Bill Norris has lived in Oak Creek for 25 years, long enough to have earned the nickname Mr. Bill.
He came to town after more than seven years as an electrician in the Marine Corps. He worked as an electrician during the day and was “Mr. Bill” on KFMU radio at night.
Now, he manages the car wash and Laundromat in town that his parents own.
Norris started working as a firefighter, later became an EMT, and has worked almost 25 years with the Oak Creek Fire Protection Division.
He also has experience with politics. His father, Charlie Norris, served on the Town Board and as mayor pro tempore. His wife, Sonja, served on the Town Board from 1998 to 2002.
Bill Norris has served as a Routt County planning commissioner for three terms after being appointed in 1997. He ran for the Oak Creek Town Board twice in the early 1980s, but lost both times.
He has kept up with Town Board meetings, and his experience with business and as a longtime resident make him a natural for mayor, he said.
Norris said he feels the town was headed in a better direction four years ago and that if he is elected mayor he will pick up where that board left off before the 2002 election.
A top issue on Norris’ list is the town’s applications for grants. In the past two years, the town has applied for numerous grants through Rodeman, who also is the town’s grant writer.
Norris said those grants are not free, as they require matching funds and future maintenance costs and that he feels some are unnecessary, such as the recent award to beautify and enhance public safety on Main Street.
On the question of whether the town should have a paid mayor, which has come up in recent town board discussions, Norris said he felt the position should stay volunteer.
“I’m out for the town, I’m not out for myself,” Norris said.
He said he felt the new police department, which was overhauled two years ago, should work more on parking, loose dogs and snow removal issues, and that there should be more communication and cooperation between town officials and others in the county and nearby towns.
Growth, he said, can be positive, as long as new subdivisions such as the Sierra View development, are done in the right way.
His background as an electrician gives him good common sense for the job, he said.
“You break it, I can fix it,” Norris said. “Now I’m into politics.
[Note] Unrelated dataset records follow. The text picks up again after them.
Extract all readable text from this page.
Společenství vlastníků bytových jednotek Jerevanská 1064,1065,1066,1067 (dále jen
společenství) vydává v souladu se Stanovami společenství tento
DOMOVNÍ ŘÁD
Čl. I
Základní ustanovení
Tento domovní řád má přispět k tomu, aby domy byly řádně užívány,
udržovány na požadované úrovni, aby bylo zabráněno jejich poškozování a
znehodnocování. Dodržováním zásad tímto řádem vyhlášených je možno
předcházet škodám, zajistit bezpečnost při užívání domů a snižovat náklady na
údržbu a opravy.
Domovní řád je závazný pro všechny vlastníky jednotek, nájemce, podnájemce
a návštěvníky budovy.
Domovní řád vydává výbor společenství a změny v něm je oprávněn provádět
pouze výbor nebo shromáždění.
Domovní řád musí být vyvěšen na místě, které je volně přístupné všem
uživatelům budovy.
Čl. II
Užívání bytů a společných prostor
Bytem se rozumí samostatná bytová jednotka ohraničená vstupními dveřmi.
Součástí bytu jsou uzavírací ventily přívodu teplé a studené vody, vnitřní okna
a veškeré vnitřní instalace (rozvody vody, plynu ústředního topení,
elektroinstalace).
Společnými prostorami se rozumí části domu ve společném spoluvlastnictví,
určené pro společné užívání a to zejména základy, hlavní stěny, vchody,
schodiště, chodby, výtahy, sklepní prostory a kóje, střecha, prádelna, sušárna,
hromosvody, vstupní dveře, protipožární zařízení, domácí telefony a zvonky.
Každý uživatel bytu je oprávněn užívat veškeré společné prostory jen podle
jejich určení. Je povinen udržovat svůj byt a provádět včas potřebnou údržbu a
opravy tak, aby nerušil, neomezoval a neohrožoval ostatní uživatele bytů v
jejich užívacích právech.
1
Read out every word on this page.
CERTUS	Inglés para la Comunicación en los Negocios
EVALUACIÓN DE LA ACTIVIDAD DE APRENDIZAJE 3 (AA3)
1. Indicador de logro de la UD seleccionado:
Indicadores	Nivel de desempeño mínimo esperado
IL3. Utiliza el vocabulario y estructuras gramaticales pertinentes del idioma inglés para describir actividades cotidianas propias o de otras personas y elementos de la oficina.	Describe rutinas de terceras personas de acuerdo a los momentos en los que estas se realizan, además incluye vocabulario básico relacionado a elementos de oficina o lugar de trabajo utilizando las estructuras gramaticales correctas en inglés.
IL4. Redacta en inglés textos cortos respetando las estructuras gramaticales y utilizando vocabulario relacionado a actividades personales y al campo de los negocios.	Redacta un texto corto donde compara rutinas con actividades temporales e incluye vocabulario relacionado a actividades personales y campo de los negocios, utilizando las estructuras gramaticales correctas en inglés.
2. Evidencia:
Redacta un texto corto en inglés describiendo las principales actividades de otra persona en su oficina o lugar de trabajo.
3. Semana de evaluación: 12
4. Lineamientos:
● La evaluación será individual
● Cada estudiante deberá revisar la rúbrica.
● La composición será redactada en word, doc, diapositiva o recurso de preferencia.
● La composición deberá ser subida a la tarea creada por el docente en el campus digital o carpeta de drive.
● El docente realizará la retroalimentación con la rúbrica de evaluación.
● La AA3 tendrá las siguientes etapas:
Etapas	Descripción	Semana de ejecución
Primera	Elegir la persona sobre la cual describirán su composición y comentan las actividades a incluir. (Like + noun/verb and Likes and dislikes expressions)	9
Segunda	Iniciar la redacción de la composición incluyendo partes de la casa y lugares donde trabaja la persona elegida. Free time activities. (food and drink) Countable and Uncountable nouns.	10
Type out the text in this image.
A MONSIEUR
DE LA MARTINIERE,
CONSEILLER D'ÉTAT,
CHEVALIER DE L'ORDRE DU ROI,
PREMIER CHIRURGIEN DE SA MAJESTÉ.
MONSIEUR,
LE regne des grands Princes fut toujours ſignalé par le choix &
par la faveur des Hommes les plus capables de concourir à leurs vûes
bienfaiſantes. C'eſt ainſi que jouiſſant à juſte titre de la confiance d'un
You break anything up there, I can fix anything up there.”
Routt County Commissioner Nancy Stahoviak, who represents the South Routt County District and lives in Oak Creek, said she is pleased to see the competition for the Town Board seats.
Stahoviak served as a town trustee for about 2 1/2 years, as mayor for two years, as town treasurer for five years, and has since been a Routt County commissioner.
“The last few years have generated a lot of interest in our town government, and I think that’s a good thing,” Stahoviak said.
“I think it’s great that people are not being apathetic, that they are getting involved and that they want to be involved in town government and what’s happening.”